Serp Forge empowers you to **search, extract, and analyze the world's information** with ease, speed, and stealth. Whether you're building data-driven products, monitoring trends, or fueling AI models, Serp Forge is your all-in-one toolkit for:

- **Unrestricted search** across web, news, images, and videos
- **Anti-detection scraping** with IP rotation, browser evasion, and header randomization
- **AI-powered content extraction** and sentiment/meta analysis
- **Batch, async, and high-performance workflows**
- **Rich, ready-to-use outputs** for analytics, ML, and reporting

> **Purpose:** Democratize access to web data, making advanced search and extraction accessible, ethical, and developer-friendly.

---

## 🛠️ How Serp Forge Works

```mermaid
flowchart TD
    A["User/Developer"] -->|"CLI / Python API"| B["Serp Forge"]
    B --> C["Serper API"]
    B --> D["Anti-Detection Engine"]
    B --> E["Content Extraction & AI Analysis"]
    D --> F["Proxy Rotation"]
    D --> G["Header Randomization"]
    D --> H["Browser Evasion"]
    E --> I["Text Extraction"]
    E --> J["Sentiment & Metadata"]
    E --> K["Batch & Async Processing"]
    B --> L["Rich Output: JSON, CSV, Analysis"]
    style B fill:#f9f,stroke:#333,stroke-width:2px
    style D fill:#bbf,stroke:#333,stroke-width:1px
    style E fill:#bfb,stroke:#333,stroke-width:1px
```

---

## 🚀 Quick Start

### Installation

```bash
# Install from PyPI (recommended)
pip install serp-forge

# Or install from source
git clone https://github.com/vishal-mishra/serp-forge.git
cd serp-forge
pip install -e .
```

### Setup

```bash
# Set API key
export SERPER_API_KEY="your_api_key_here"

# Basic usage
serp-forge search "AI news 2025" --max-results 10
```

---

## 🧠 Why Serp Forge?

- **No more blocks:** Advanced anti-detection, proxy, and browser evasion built-in
- **AI-native:** Sentiment, metadata, and content extraction for downstream ML/analytics
- **Lightning fast:** Async, batch, and parallel scraping for scale
- **Developer-first:** Python API, CLI, config, and rich output formats
- **Ethical & transparent:** Designed for responsible, legal, and auditable use

---

## 🐍 Python Usage

```python
import serp_forge as sf

# Simple search and scrape
results = sf.scrape("latest AI news", max_results=10)

# News search
news = sf.scrape("blockchain technology", search_type="news", max_results=5)

# Batch processing
queries = ["AI trends", "ML news", "tech updates"]
batch_results = sf.batch_scrape(queries, parallel=True)
```

---

## ✨ Features

- 🔍 **Serper API Integration** - Get search results with full content extraction
- 🛡️ **Anti-Detection** - IP rotation, header randomization, browser fingerprinting evasion
- 🤖 **AI Content Extraction** - Intelligent content parsing and cleaning
- ⚡ **Async Support** - High-performance concurrent scraping
- 📊 **Batch Processing** - Process multiple queries efficiently
- 🎯 **Multiple Search Types** - Web, news, images, videos
- 📝 **Rich Output** - JSON, CSV, sentiment analysis, metadata extraction

---

## 🤝 Contributing

We welcome contributions!
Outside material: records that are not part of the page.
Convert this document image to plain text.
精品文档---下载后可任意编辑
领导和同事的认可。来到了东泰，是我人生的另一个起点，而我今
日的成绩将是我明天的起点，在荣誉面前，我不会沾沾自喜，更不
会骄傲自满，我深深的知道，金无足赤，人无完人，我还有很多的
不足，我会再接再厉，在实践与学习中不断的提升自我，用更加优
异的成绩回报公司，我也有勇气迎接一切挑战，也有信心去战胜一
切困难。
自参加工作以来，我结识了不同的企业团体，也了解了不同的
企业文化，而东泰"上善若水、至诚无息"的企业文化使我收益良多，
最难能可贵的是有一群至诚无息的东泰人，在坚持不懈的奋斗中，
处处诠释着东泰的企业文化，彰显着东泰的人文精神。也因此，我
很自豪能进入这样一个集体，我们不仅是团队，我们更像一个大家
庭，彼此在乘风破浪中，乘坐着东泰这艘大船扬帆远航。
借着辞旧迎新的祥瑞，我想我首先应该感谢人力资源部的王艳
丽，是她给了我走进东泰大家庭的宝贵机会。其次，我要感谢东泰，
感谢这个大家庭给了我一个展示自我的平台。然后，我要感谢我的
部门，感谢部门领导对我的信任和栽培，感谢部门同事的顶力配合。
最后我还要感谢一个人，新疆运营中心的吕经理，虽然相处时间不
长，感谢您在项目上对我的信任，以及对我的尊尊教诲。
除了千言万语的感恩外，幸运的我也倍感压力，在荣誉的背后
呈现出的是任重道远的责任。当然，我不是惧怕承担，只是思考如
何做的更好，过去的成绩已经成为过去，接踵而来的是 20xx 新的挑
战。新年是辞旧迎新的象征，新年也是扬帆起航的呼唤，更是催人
Please see our [Contributing Guidelines](CONTRIBUTING.md) for details.

### Development Setup

```bash
# Clone the repository
git clone https://github.com/vishal-mishra/serp-forge.git
cd serp-forge

# Create virtual environment
python -m venv venv
source venv/bin/activate  # On Windows: venv\Scripts\activate

# Install in development mode
pip install -e .

# Install development dependencies
pip install -r requirements.txt

# Run tests
pytest
```

---

## 📚 Documentation

- [Installation Guide](docs/INSTALLATION.md)
- [Usage Examples](docs/USAGE.md)
- [Configuration](docs/CONFIGURATION.md)
- [API Reference](docs/API.md)
- [CLI Reference](docs/CLI.md)
- [Testing Guide](TESTING.md)

---

## 📦 PyPI Package

Serp Forge is available on PyPI: https://pypi.org/project/serp-forge/

```bash
pip install serp-forge
```

---

## 💡 License

MIT License - see [LICENSE](LICENSE) file for details.